Ik vrees dat wij hier nog lang over kunnen praten, maar dat wij niet erg veel nader tot elkaar zullen komen. De Kamer heeft toch altijd het recht om een minister of een staatssecretaris een opdracht mee te geven voor de toekomst? In dit geval is die opdracht nauwkeurig gekwantificeerd, maar dit kan niet anders gezien de voorgeschiedenis. Wij kunnen de minister toch vragen om dit in de komende begrotingen te regelen? Dit past toch ook in de verhouding tussen Kamer en regering?

Minister Van der Hoeven:

Ik heb dit niet ontkend. Ik heb wel gezegd dat de Kamer, als zij een financiële verandering aanbrengt in een stuk, ervoor dient te zorgen dat de dekking van het amendement in orde is. Daar blijf ik bij. Dit moet ook in het democratisch verkeer tussen Kamer en regering worden geregeld. Het is uiteraard aan de Kamer om een amendement aan te nemen of niet.

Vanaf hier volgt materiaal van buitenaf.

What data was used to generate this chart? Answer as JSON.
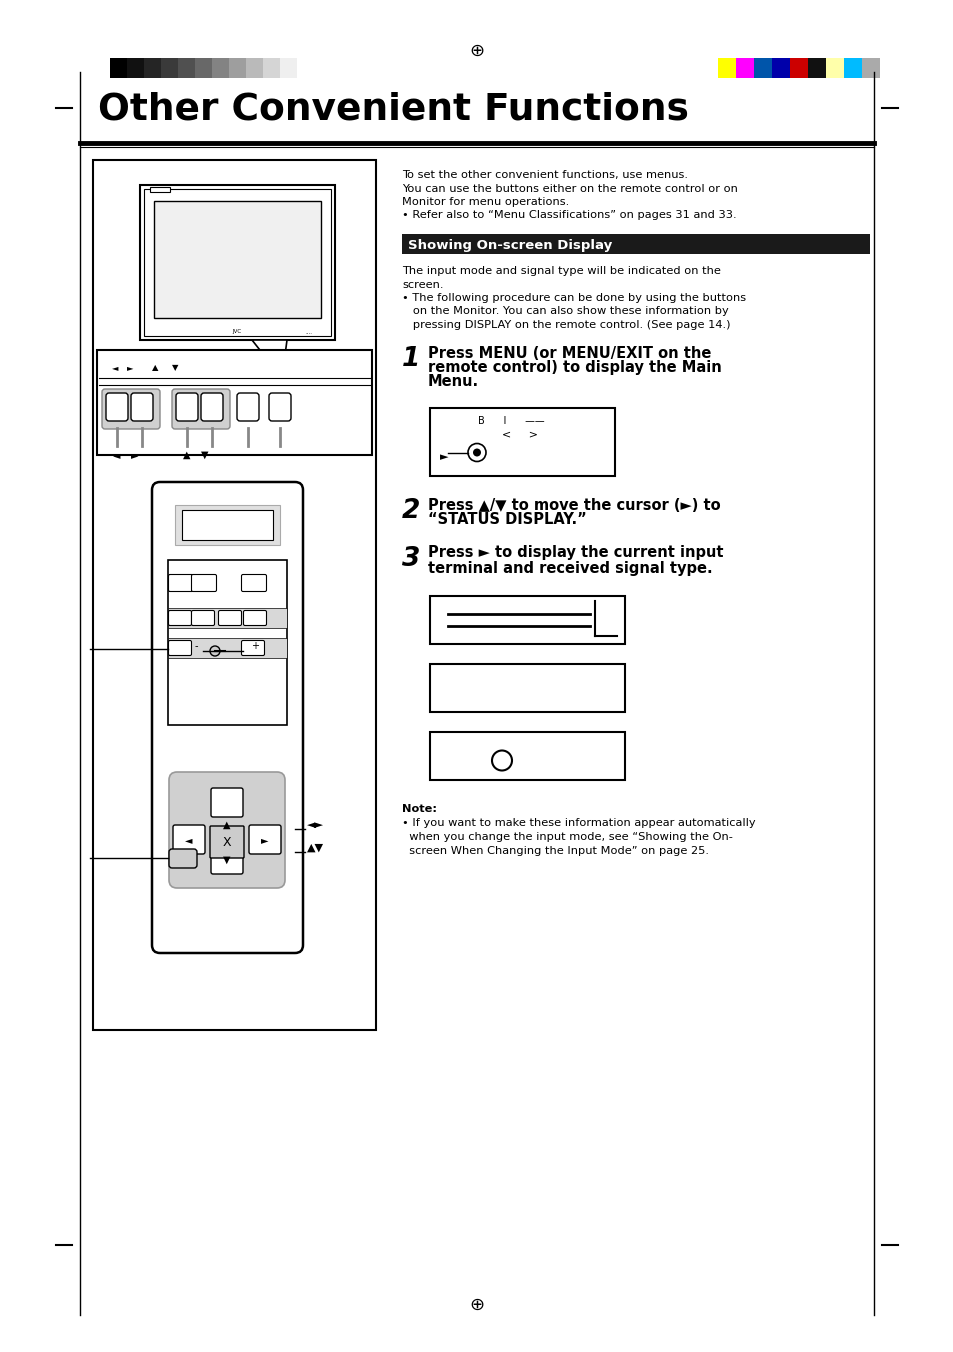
{
  "title": "Other Convenient Functions",
  "page_bg": "#ffffff",
  "gray_bar_colors": [
    "#000000",
    "#111111",
    "#252525",
    "#3a3a3a",
    "#505050",
    "#686868",
    "#838383",
    "#9e9e9e",
    "#bababa",
    "#d5d5d5",
    "#efefef"
  ],
  "color_bar_colors": [
    "#ffff00",
    "#ff00ff",
    "#0055aa",
    "#0000aa",
    "#cc0000",
    "#111111",
    "#ffffaa",
    "#00bbff",
    "#aaaaaa"
  ],
  "section_bg": "#1a1a1a",
  "section_text": "Showing On-screen Display",
  "section_text_color": "#ffffff",
  "intro_lines": [
    "To set the other convenient functions, use menus.",
    "You can use the buttons either on the remote control or on",
    "Monitor for menu operations.",
    "• Refer also to “Menu Classifications” on pages 31 and 33."
  ],
  "body_lines": [
    "The input mode and signal type will be indicated on the",
    "screen.",
    "• The following procedure can be done by using the buttons",
    "   on the Monitor. You can also show these information by",
    "   pressing DISPLAY on the remote control. (See page 14.)"
  ],
  "step1_num": "1",
  "step1_lines": [
    "Press MENU (or MENU/EXIT on the",
    "remote control) to display the Main",
    "Menu."
  ],
  "step2_num": "2",
  "step2_lines": [
    "Press ▲/▼ to move the cursor (►) to",
    "“STATUS DISPLAY.”"
  ],
  "step3_num": "3",
  "step3_lines": [
    "Press ► to display the current input",
    "terminal and received signal type."
  ],
  "note_title": "Note:",
  "note_lines": [
    "• If you want to make these information appear automatically",
    "  when you change the input mode, see “Showing the On-",
    "  screen When Changing the Input Mode” on page 25."
  ],
  "crosshair": "⊕"
}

De heer Slob (ChristenUnie):

Die opmerking geldt mijns inziens alleen voor dit kalenderjaar, want daarvoor hebben wij een probleem met de lopende begroting. Ik had gehoopt dat wij daar samen uit zouden komen. De nieuwe begroting wordt nu op het ministerie opgesteld en de minister weet nu al dat de Kamer wil dat het op deze manier wordt geregeld. Zij zal ons straks ongetwijfeld een sluitende begroting aanbieden en dit moet daar dan onderdeel van uitmaken.

Minister Van der Hoeven:

Ik wacht het besluit van de Kamer af.

Mevrouw Eijsink (PvdA):

Ik constateer dat mijn amendement op stuk nr. 9 blijkbaar niet is doorgekomen. Ik hoor nog graag de reactie van de minister op dit amendement, nu of in een volgend debat.

Minister Van der Hoeven:

Mijn excuses. Ik zou hier een ander voorstel voor willen doen. Ik begrijp wat mevrouw Eijsink wil, maar ik vraag mij af of wij dit in de wet moeten opnemen. Kunt u ermee akkoord gaan dat wij dit opnemen in het besluit Informatievoorziening WPO/WEC? Het doel dat je zichtbaar houdt of en in welke mate scholen geld uitgeven aan schoolbegeleiding, wordt op die manier ook bereikt. Ik vind het een zware procedure om dit in de wet vast te leggen. Eigenlijk wilt u dat in het jaarverslag wordt aangegeven welk deel van de lumpsum wordt uitgegeven aan de schoolbegeleiding. Als u ermee kunt instemmen dat ik het een plaats geef in dat besluit, wil ik dit graag verder uitwerken.

De voorzitter:

Om welke reden dan ook is het amendement op stuk nr. 9 niet bij iedereen bekend, ook niet bij mijzelf. Ik stel voor dat dit amendement opnieuw aan de orde wordt gesteld in de tweede termijn, als iedereen het heeft kunnen bekijken.

Minister Van der Hoeven:

Ik ben hiermee aan het einde van mijn eerste termijn gekomen met de toezegging dat ik op een aantal punten schriftelijk terug zal komen.

De algemene beraadslaging wordt geschorst.

De voorzitter:

Ik stel voor om de tweede termijn op een nader te bepalen moment te houden, wellicht volgende week.

Daartoe wordt besloten.

De vergadering wordt van 16.08 uur tot 16.15 uur geschorst.